Há cerca de um ano, Sobrevivendo no Inferno foi selecionado como obra obrigatória do vestibular da Universidade Estadual de Campinas (Unicamp), sendo posteriormente transposto aos livros pela Companhia das Letras, obra que ganhou novos contornos com o texto de apresentação de Acauam Silvério de Oliveira, professor de Literatura da Universidade de Pernambuco.
Em um dos trechos do texto de apresentação, Acauam procura traduzir para o leitor o impacto no cenário nacional de Sobrevivendo no Inferno. O professor coloca a obra em pé de igualdade a Memórias Póstumas de Brás Cubas (Machado de Assis) e Terra em Transe (Glauber Rocha), por exemplo. Também cita o ensaísta Francisco Bosco, para quem a obra fez com que os debates identitários extrapolassem as fronteiras da academia e dos movimentos sociais.
Sobrevivendo no Inferno deu novos contornos ao termo “periferia”, como aponta o sociólogo Tiaraju D’Andrea. Não apenas mais um signo de pobreza e violência, mas, também, cultura e potência. Ou seja, estamos, desde então, diante de novas elaborações coletivas de referência à periferia. Ainda que à margem, agora esses cidadãos periféricos se apropriam de sua própria imagem, construíram uma voz própria.
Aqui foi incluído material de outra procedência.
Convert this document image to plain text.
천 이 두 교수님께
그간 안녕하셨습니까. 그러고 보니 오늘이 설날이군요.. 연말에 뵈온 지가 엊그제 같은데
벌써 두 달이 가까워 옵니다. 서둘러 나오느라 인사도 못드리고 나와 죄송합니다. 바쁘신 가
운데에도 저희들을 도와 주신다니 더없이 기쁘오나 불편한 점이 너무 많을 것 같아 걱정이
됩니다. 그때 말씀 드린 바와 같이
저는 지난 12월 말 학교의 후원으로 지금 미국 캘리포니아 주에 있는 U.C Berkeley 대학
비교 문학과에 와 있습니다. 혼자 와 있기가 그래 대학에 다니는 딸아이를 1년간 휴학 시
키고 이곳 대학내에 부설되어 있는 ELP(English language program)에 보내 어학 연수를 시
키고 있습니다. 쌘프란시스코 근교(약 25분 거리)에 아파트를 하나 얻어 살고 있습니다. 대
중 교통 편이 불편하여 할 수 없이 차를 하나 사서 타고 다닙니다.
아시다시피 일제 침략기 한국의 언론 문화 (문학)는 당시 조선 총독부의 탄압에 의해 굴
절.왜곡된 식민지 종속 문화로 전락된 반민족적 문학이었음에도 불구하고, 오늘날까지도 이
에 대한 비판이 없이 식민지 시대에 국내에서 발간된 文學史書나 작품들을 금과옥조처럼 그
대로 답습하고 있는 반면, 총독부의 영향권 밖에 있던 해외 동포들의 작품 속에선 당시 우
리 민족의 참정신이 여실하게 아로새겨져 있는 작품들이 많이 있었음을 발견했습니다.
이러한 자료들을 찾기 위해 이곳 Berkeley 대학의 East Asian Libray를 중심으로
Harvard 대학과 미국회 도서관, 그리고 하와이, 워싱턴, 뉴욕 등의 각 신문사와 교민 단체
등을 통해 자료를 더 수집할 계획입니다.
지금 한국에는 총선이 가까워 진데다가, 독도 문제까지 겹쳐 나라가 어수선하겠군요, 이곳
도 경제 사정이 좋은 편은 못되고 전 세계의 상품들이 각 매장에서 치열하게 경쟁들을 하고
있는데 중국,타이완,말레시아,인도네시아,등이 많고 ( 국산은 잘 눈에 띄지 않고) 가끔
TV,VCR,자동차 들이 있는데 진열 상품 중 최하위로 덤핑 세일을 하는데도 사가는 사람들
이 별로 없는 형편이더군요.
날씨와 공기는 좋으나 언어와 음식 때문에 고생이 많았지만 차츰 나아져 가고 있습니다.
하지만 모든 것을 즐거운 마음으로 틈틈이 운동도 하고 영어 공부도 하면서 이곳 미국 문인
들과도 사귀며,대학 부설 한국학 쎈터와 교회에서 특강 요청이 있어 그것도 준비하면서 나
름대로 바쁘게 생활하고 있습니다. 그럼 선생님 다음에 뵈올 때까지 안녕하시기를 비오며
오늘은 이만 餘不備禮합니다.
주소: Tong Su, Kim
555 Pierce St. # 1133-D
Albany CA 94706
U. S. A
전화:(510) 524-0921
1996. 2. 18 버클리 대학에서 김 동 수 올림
Dessa nova realidade surge a Imperador Sem Teto, de Curitiba, mas também das periferias do Brasil.
Entre personagem e peça, numa espécie de jogo de espelhos, Igor Kierke, criador do projeto, perpassa diferentes linguagens artísticas para compor uma pequena ópera sobre a periferia contemporânea, sujeito ainda indissociável da violência urbana e da omissão do Estado, mas também atuante na perpetuação dos abismos entre as esferas da sociedade, seja de forma passiva ou ativa. Hoje, nem mesmo o cidadão periférico, a quem a construção de uma voz própria, vinte anos atrás, representava sua legitimação, se vê distanciado das idiossincrasias que marcam nossa identidade patriótica.
Entre personagem e peça, numa espécie de jogo de espelhos, Igor Kierke, criador do projeto, perpassa diferentes linguagens artísticas para compor uma pequena ópera sobre a periferia contemporânea.
É por isso que o contexto sonoro, lírico e teatral composto por Kierke e seu Imperador Sem Teto ganha nuances mais politizadas mesmo quando sua ópera-rock-rap-trap apenas e tão somente compõe um registro de paisagem sonora. Parece haver ali uma busca de construir uma fraternidade de iguais no meio desta comunidade periférica, cuja identidade não está simplesmente voltada ao que vive em ambiente físico à margem das grandes cidades, mas a sua sexualidade, seu gênero, seu poder político. O sujeito periférico de Kierke é distinto neste ponto dos de Mano Brown e cia, mas converge quando sua proposta também confronta o ideal de “conciliação racial”, que parece revisitado nestes tempos de governo Bolsonaro.
Sobrevivendo no Inferno deu início ao deslocamento da canção brasileira para outros pilares de organização de sentido, como aponta Acauam, justamente o que resultaria em LADO A, o primeiro álbum de Imperador Sem Teto, lançado no último mês de junho. E essa mudança é fundamental para a existência do projeto de Kierke, justamente por evidenciar a complexidade de uma realidade que segue garantindo aos que estão à margem desse projeto de país a periferia da vivência social.
E se é possível fazer esta relação entre obras aparentemente tão distintas, também é viável afirmar que Kierke busca com LADO A sedimentar bases para novas vivências. Ou seja, nem disco nem espetáculo se fecham em sentido, pelo contrário, são obras abertas a diferentes compreensões e assimilações. E do impacto causado pelas canções no disco, espera-se que surjam novos diálogos, capazes, inclusive, de contradizer a análise deste jornalista. Oportunidade imperdível, por sinal.